Systems With Continuity

Most AI Agents Don’t Improve Over Time

Repeated work should compound. Most agents still recompute.

033 min read573 words

Old Model

A lot of agent systems are quietly graded on the wrong thing.

They get credit when they complete a task once.
They get less scrutiny on whether the next run is meaningfully better.

That hides a real weakness.

Most agents do not improve over time. They recompute over time.

They may have more tools, more workflow stages, more prompt structure, more retrieval, and more memory-looking infrastructure. That can increase capability. It does not automatically produce adaptation.

Adaptation is a harder standard.

It means repeated work changes the system in a way that improves future work.

Take a recurring report. A real improvement loop should make the next report narrower, sharper, and less repetitive because the system knows:
• what it covered before

• what conclusions survived

• what corrections were made

• what sources proved noisy

• what open questions are still unresolved

If the next report starts from scratch with a fresh generation, that is not improvement. It is a looped demo.

The same logic applies to coding systems.

Continuity Layer

Diagram

System with continuity

The system does not end at output. It carries state, accepts correction, and changes future behavior.

If the agent has already been corrected on the repo's build command, file structure, or library constraints, the next task should reflect that. If it makes the same class of mistake again, the system may be useful, but it is not really learning.

This is why I keep separating task completion from accumulation.

Most current agents are optimized for the first.
Few are built carefully for the second.

That difference shows up in their memory model.

A lot of systems store things. Fewer systems govern how stored things should influence future behavior.

That governance is the hard part.

For repeated work, the system has to decide:
• what is an observation versus an inference

• what is stable enough to preserve

• what remains tentative

• what was corrected and should stop influencing behavior

• what deserves reinforcement

• what should decay

Without those distinctions, the system is not improving. It is just carrying a larger backpack.

That is why I am skeptical when people equate more tooling with more learning.

Tools help with execution.
Learning requires governed change.

What Changes

Continuity loopsystems
observe -> interpret -> update -> act
          ^                   |
          |------ review -----|

The two are related, but they are not interchangeable.

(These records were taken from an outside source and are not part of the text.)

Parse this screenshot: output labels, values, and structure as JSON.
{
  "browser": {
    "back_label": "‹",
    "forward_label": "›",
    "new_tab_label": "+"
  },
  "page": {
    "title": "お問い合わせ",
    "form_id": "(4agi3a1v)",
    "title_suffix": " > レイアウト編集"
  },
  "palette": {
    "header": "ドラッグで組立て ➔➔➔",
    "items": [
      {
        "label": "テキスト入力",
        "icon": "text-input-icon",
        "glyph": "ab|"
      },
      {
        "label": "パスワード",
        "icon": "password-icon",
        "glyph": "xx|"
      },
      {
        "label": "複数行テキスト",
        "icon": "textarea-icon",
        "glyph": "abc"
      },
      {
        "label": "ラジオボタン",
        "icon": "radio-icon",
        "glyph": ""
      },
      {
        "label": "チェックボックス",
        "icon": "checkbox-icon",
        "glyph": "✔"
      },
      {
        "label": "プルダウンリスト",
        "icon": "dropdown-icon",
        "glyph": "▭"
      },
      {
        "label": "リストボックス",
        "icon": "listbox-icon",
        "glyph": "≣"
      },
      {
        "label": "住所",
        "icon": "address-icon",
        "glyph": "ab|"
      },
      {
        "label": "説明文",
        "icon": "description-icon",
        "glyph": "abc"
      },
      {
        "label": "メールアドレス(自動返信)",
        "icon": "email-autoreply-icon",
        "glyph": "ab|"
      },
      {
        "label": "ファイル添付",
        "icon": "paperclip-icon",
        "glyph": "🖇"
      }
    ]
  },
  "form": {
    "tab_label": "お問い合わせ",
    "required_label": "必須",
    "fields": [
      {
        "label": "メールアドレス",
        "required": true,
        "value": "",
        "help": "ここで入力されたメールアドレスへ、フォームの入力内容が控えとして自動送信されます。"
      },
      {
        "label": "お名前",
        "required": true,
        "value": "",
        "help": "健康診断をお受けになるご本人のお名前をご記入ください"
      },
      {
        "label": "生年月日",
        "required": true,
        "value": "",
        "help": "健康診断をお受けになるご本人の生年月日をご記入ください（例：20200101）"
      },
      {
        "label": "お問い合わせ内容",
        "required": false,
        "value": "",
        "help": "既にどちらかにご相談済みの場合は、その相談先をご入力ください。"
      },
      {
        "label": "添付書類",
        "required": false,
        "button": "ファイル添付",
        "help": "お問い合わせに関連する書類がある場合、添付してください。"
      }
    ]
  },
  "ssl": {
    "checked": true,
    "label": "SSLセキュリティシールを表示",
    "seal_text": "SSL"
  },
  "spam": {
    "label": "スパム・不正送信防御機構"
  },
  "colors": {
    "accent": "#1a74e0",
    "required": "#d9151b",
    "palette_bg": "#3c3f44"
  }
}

A well-tooled agent can still plateau if nothing in the architecture promotes repeated signal into usable state, or if stale assumptions remain active forever because nobody gave the system a way to downgrade them.

So when I think about whether an agent is improving, I no longer ask only whether it solved the current task.

I ask:
• what will be easier next time because this run happened

• what mistake is now less likely

• what knowledge became durable

• what belief changed status

• what was removed from influence even if it stayed in history

That is a much higher bar than "the output looked good."

It also forces a more honest product standard.

If you want repeated work to compound, you need more than a context window and a few saved notes. You need a model of change. You need some way to turn interaction history into state that is revisable, traceable, and behaviorally relevant.

Otherwise the agent stays stuck in an awkward place:
highly capable at fresh starts, weak at accumulation.

That may be enough for some categories.
It is not enough for the kinds of systems I care about.

Repeated work should not just be another chance to generate.
It should be proof that the system can carry lessons forward.